You have previously taken a great initial step by reading what evidence-based care involves. However, here’s a small secret I’m going to tell you.
Seldom your care
Seldom your care providers force not know on the evidence, or they strength choose to ignore the evidence. Why? We don’t know exactly why, but there are many possible causes. It may be that any care providers are too busy and make not have the opportunity to celebrate up with the most up-to-date research. Or possibly they can’t access the confirmation.
Or maybe they just fancy to do things the way they have always made them.
So here is my preparation assignment for you: Ask your care provider about the evidence.
What are the risks? What are the benefits? Are there any other benefits that I should consider?
Ultimately, I believe that the power to move towards evidence-based care is in your support the hands of significant women and their children. In 2013, we expect these numbers to multiply. the regional or national level including, an association committed to promoting evidence-based motherliness care in the U.S.
women stand up
Who knows? Maybe, if enough women stand up to direct the best care evidence-based care–we can make birth safer and more enjoyable for us and our babies on a national scale.

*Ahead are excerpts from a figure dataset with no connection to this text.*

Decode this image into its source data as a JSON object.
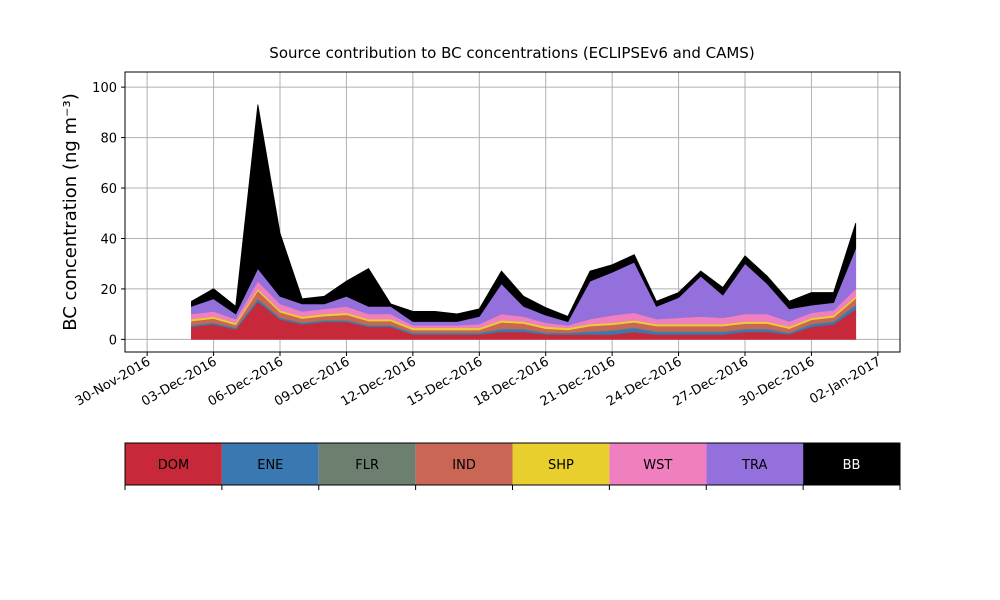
{
  "chart_data": {
    "type": "stacked_area",
    "title": "Source contribution to BC concentrations (ECLIPSEv6 and CAMS)",
    "y_label": "BC concentration (ng m⁻³)",
    "x": [
      "02-Dec-2016",
      "03-Dec-2016",
      "04-Dec-2016",
      "05-Dec-2016",
      "06-Dec-2016",
      "07-Dec-2016",
      "08-Dec-2016",
      "09-Dec-2016",
      "10-Dec-2016",
      "11-Dec-2016",
      "12-Dec-2016",
      "13-Dec-2016",
      "14-Dec-2016",
      "15-Dec-2016",
      "16-Dec-2016",
      "17-Dec-2016",
      "18-Dec-2016",
      "19-Dec-2016",
      "20-Dec-2016",
      "21-Dec-2016",
      "22-Dec-2016",
      "23-Dec-2016",
      "24-Dec-2016",
      "25-Dec-2016",
      "26-Dec-2016",
      "27-Dec-2016",
      "28-Dec-2016",
      "29-Dec-2016",
      "30-Dec-2016",
      "31-Dec-2016",
      "01-Jan-2017"
    ],
    "series": [
      {
        "name": "DOM",
        "color": "#c7293a",
        "values": [
          5,
          6,
          4,
          15,
          8,
          6,
          7,
          7,
          5,
          5,
          2,
          2,
          2,
          2,
          3,
          3,
          2,
          2,
          2,
          2,
          3,
          2,
          2,
          2,
          2,
          3,
          3,
          2,
          5,
          6,
          12
        ]
      },
      {
        "name": "ENE",
        "color": "#3a78b1",
        "values": [
          0.5,
          0.5,
          0.5,
          1,
          0.5,
          0.5,
          0.5,
          0.5,
          0.5,
          0.5,
          0.5,
          0.5,
          0.5,
          0.5,
          1,
          1,
          0.5,
          0.5,
          1,
          1.5,
          1.5,
          1,
          1,
          1,
          1,
          1,
          1,
          0.5,
          1,
          1,
          1.5
        ]
      },
      {
        "name": "FLR",
        "color": "#6d8070",
        "values": [
          0.3,
          0.3,
          0.3,
          0.3,
          0.3,
          0.3,
          0.3,
          0.3,
          0.3,
          0.3,
          0.3,
          0.3,
          0.3,
          0.3,
          0.3,
          0.3,
          0.3,
          0.3,
          0.3,
          0.3,
          0.3,
          0.3,
          0.3,
          0.3,
          0.3,
          0.3,
          0.3,
          0.3,
          0.3,
          0.3,
          0.3
        ]
      },
      {
        "name": "IND",
        "color": "#c96656",
        "values": [
          1.5,
          1.5,
          1,
          3,
          2,
          1.5,
          1.5,
          2,
          1.5,
          1.5,
          1,
          1,
          1,
          1,
          2.5,
          2,
          1.5,
          1,
          2,
          2,
          2,
          2,
          2,
          2,
          2,
          2,
          2,
          1.5,
          1.5,
          1.5,
          2.5
        ]
      },
      {
        "name": "SHP",
        "color": "#e8cf2e",
        "values": [
          0.8,
          0.8,
          0.8,
          0.8,
          0.8,
          0.8,
          0.8,
          0.8,
          0.8,
          0.8,
          0.8,
          0.8,
          0.8,
          0.8,
          0.8,
          0.8,
          0.8,
          0.8,
          0.8,
          0.8,
          0.8,
          0.8,
          0.8,
          0.8,
          0.8,
          0.8,
          0.8,
          0.8,
          0.8,
          0.8,
          0.8
        ]
      },
      {
        "name": "WST",
        "color": "#f07fbf",
        "values": [
          2,
          2,
          1.5,
          3,
          2.5,
          2,
          2,
          2.5,
          2,
          2,
          1,
          1,
          1,
          1.5,
          2.5,
          2,
          1.5,
          1,
          2,
          3,
          3,
          2,
          2.5,
          3,
          2.5,
          3,
          3,
          2,
          2,
          2,
          3
        ]
      },
      {
        "name": "TRA",
        "color": "#9470dc",
        "values": [
          3,
          5,
          2,
          5,
          3,
          3,
          2,
          4,
          3,
          3,
          1.5,
          1.5,
          1.5,
          3,
          12,
          4,
          3,
          1.5,
          15,
          17,
          20,
          5,
          8,
          16,
          9,
          20,
          12,
          5,
          3,
          3,
          16
        ]
      },
      {
        "name": "BB",
        "color": "#000000",
        "values": [
          2,
          4,
          3,
          65,
          25,
          2,
          3,
          6,
          15,
          1,
          4,
          4,
          3,
          3,
          5,
          4,
          3,
          2,
          4,
          3,
          3,
          2,
          2,
          2,
          3,
          3,
          3,
          3,
          5,
          4,
          10
        ]
      }
    ],
    "xlim": [
      "29-Nov-2016",
      "03-Jan-2017"
    ],
    "xticks": [
      "30-Nov-2016",
      "03-Dec-2016",
      "06-Dec-2016",
      "09-Dec-2016",
      "12-Dec-2016",
      "15-Dec-2016",
      "18-Dec-2016",
      "21-Dec-2016",
      "24-Dec-2016",
      "27-Dec-2016",
      "30-Dec-2016",
      "02-Jan-2017"
    ],
    "ylim": [
      -5,
      106
    ],
    "yticks": [
      0,
      20,
      40,
      60,
      80,
      100
    ],
    "grid": true
  }
}
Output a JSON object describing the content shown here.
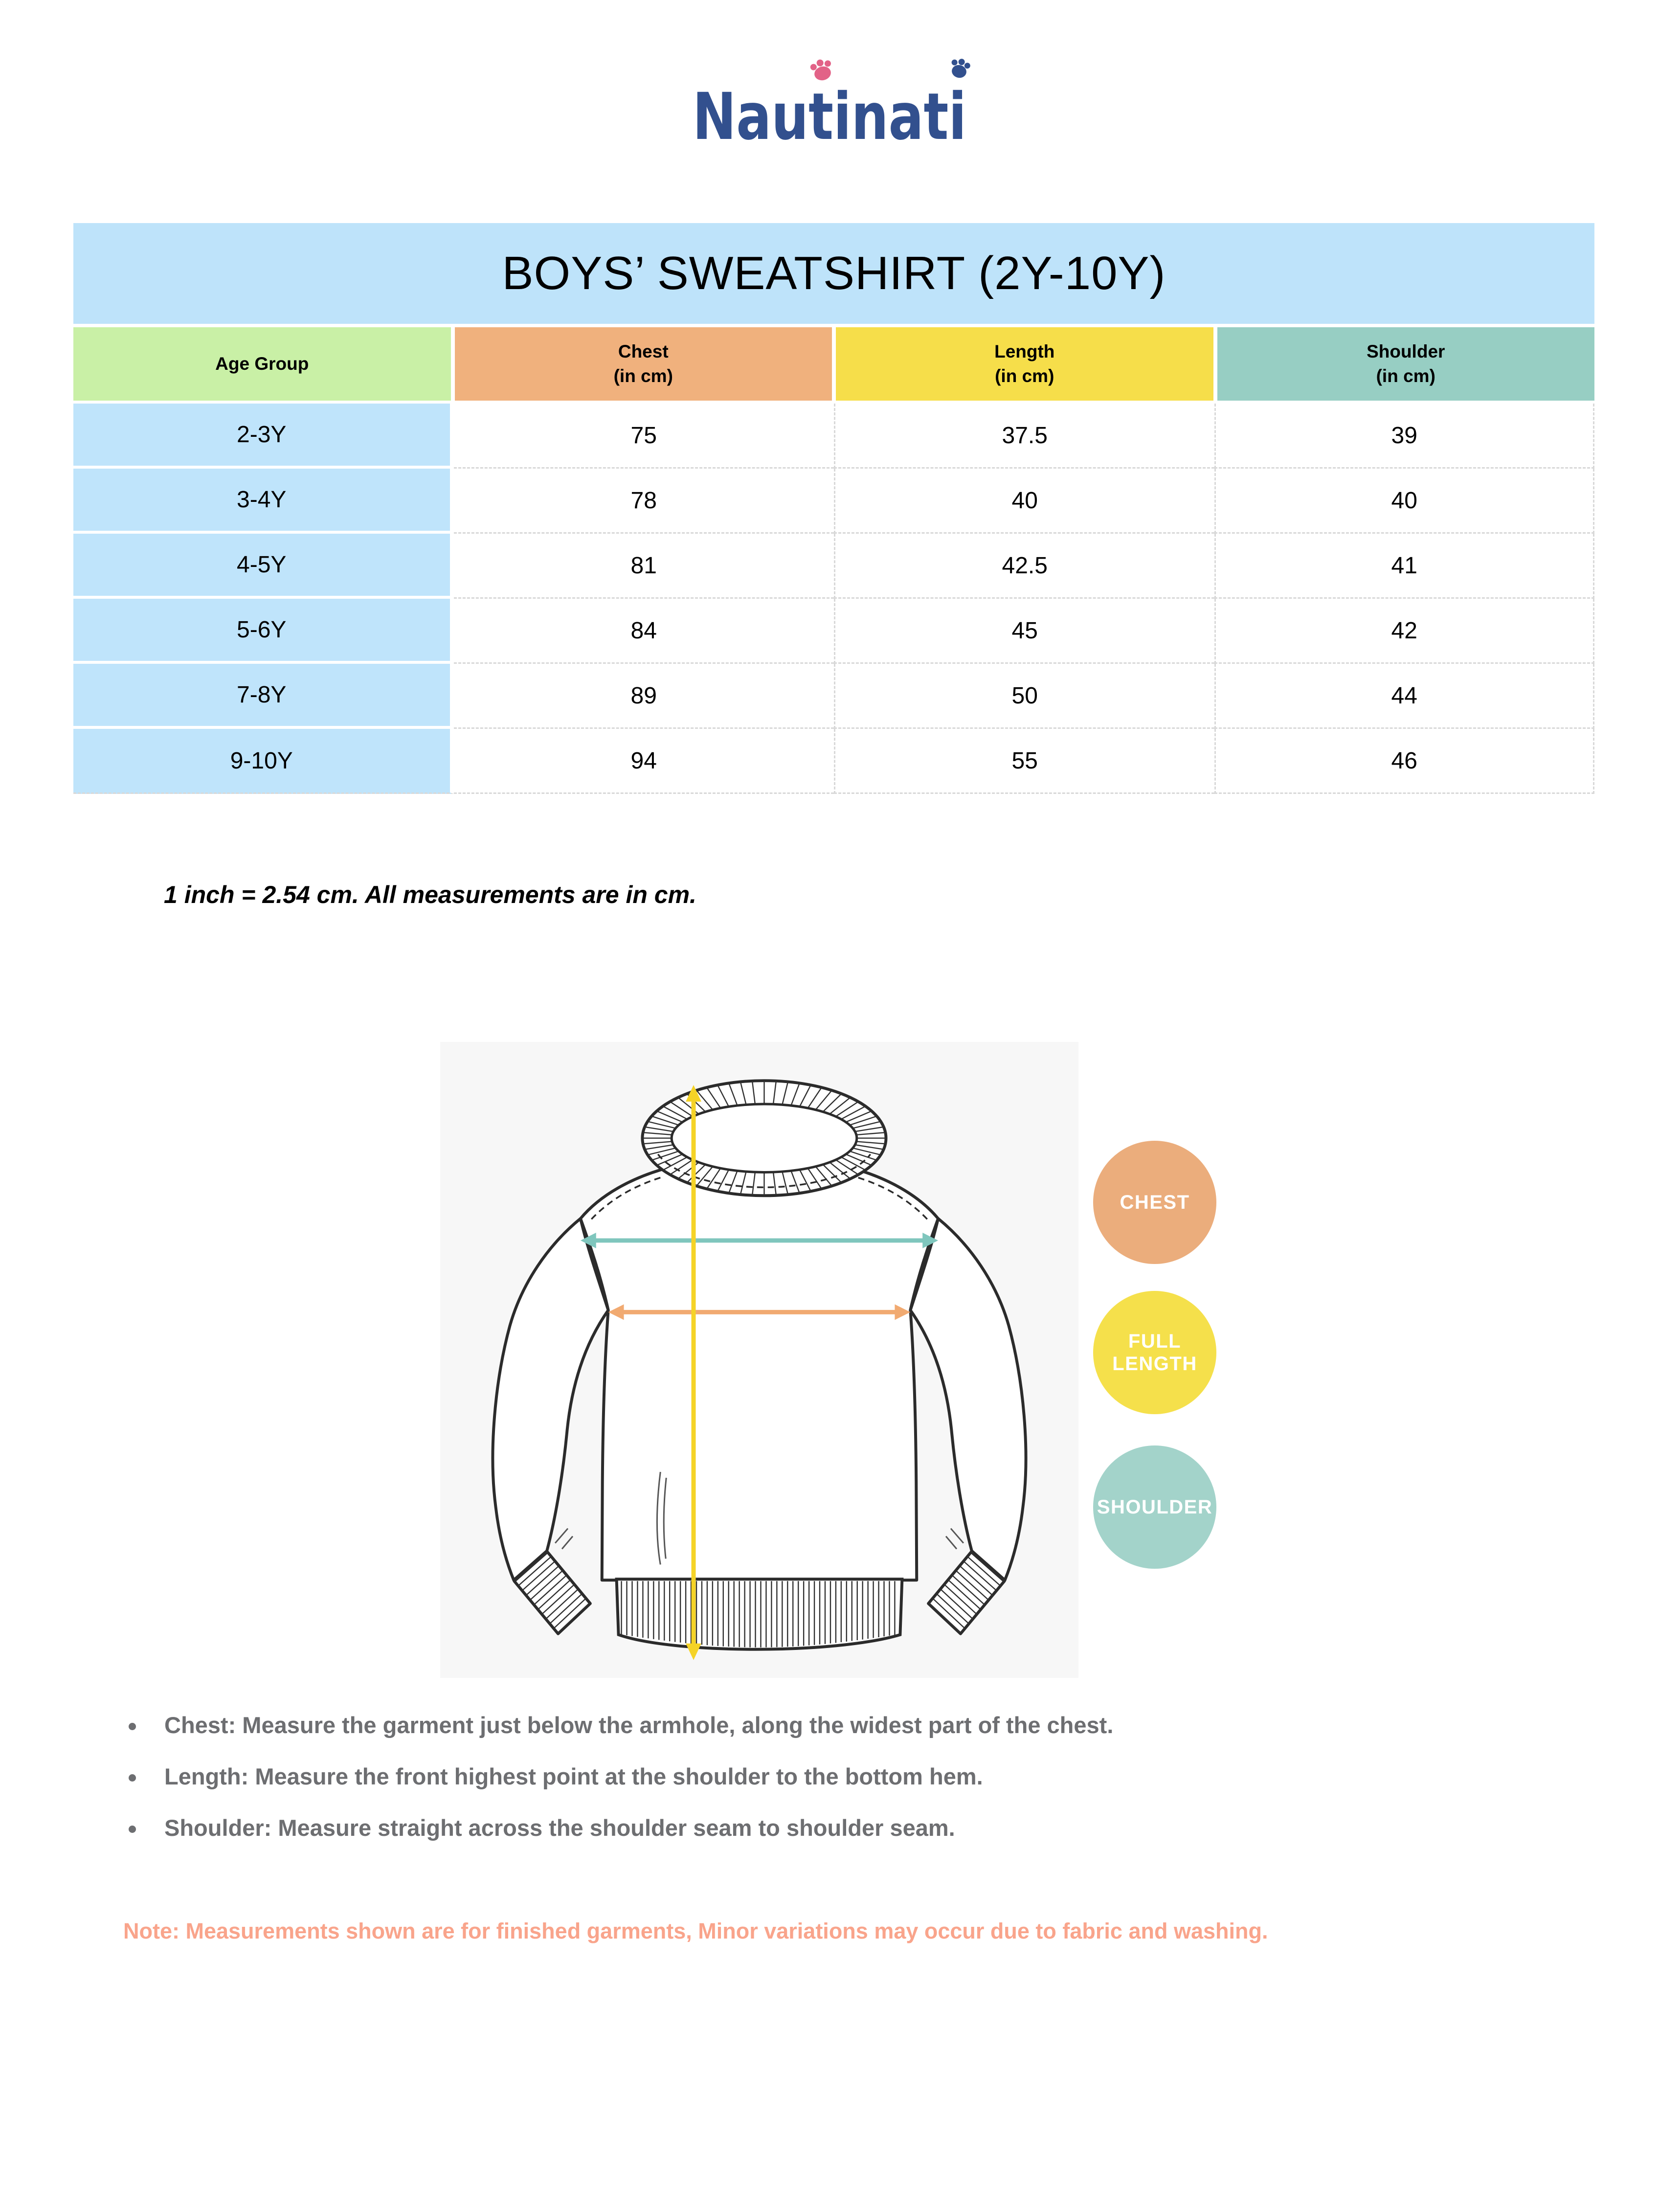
{
  "logo": {
    "text": "Nautinati"
  },
  "size_chart": {
    "title": "BOYS’ SWEATSHIRT (2Y-10Y)",
    "columns": [
      {
        "label": "Age Group",
        "sub": ""
      },
      {
        "label": "Chest",
        "sub": "(in cm)"
      },
      {
        "label": "Length",
        "sub": "(in cm)"
      },
      {
        "label": "Shoulder",
        "sub": "(in cm)"
      }
    ],
    "rows": [
      {
        "age": "2-3Y",
        "chest": "75",
        "length": "37.5",
        "shoulder": "39"
      },
      {
        "age": "3-4Y",
        "chest": "78",
        "length": "40",
        "shoulder": "40"
      },
      {
        "age": "4-5Y",
        "chest": "81",
        "length": "42.5",
        "shoulder": "41"
      },
      {
        "age": "5-6Y",
        "chest": "84",
        "length": "45",
        "shoulder": "42"
      },
      {
        "age": "7-8Y",
        "chest": "89",
        "length": "50",
        "shoulder": "44"
      },
      {
        "age": "9-10Y",
        "chest": "94",
        "length": "55",
        "shoulder": "46"
      }
    ]
  },
  "conversion_note": "1 inch = 2.54 cm. All measurements are in cm.",
  "measurement_badges": [
    {
      "label": "CHEST",
      "color": "#ebad7c"
    },
    {
      "label": "FULL LENGTH",
      "color": "#f5e04b"
    },
    {
      "label": "SHOULDER",
      "color": "#a3d3ca"
    }
  ],
  "measurement_instructions": [
    "Chest: Measure the garment just below the armhole, along the widest part of the chest.",
    "Length: Measure the front highest point at the shoulder to the bottom hem.",
    "Shoulder: Measure straight across the shoulder seam to shoulder seam."
  ],
  "note": "Note: Measurements shown are for finished garments, Minor variations may occur due to fabric and washing.",
  "colors": {
    "title_banner": "#bee3fa",
    "age_header": "#c9f0a6",
    "chest_header": "#f0b17d",
    "length_header": "#f6de4a",
    "shoulder_header": "#97cec3",
    "age_cell": "#bfe4fb",
    "instruction_text": "#6d6e71",
    "note_text": "#f9a48b",
    "logo_blue": "#32508e",
    "paw_pink": "#e26287",
    "arrow_teal": "#7fc6bd",
    "arrow_orange": "#f1aa71",
    "arrow_yellow": "#f5d327"
  }
}
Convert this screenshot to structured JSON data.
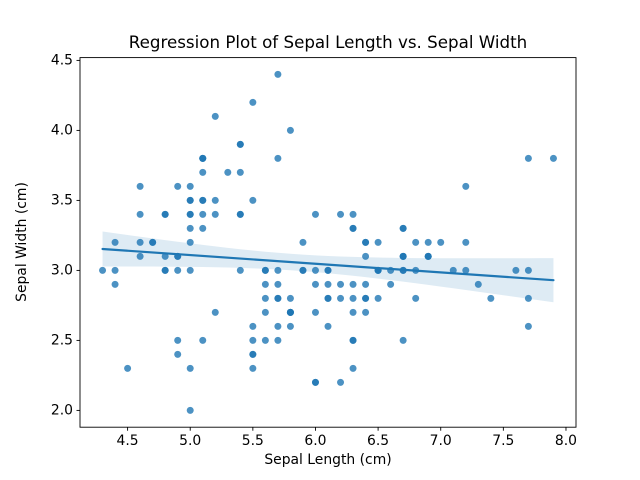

Thoughts for discussion: Why do you think evidence-based care is important? Does understanding the evidence make you feel more confident in your choices?
is an Assistant Professor of Nursing and teaches ethnopharmacology to undergraduate nursing students? She recently received the Marie Cowan Promising Young Investigator Award of the American Heart Association, and she is the principal investigator on an analysis grant from the National Institutes of Health
. In 2012, Rebecca founded and joined the governing board of a non-profit organization dedicated to developing evidence-based care for women and babies. You can follow Rebecca’s articles on Evidence-Based Birth.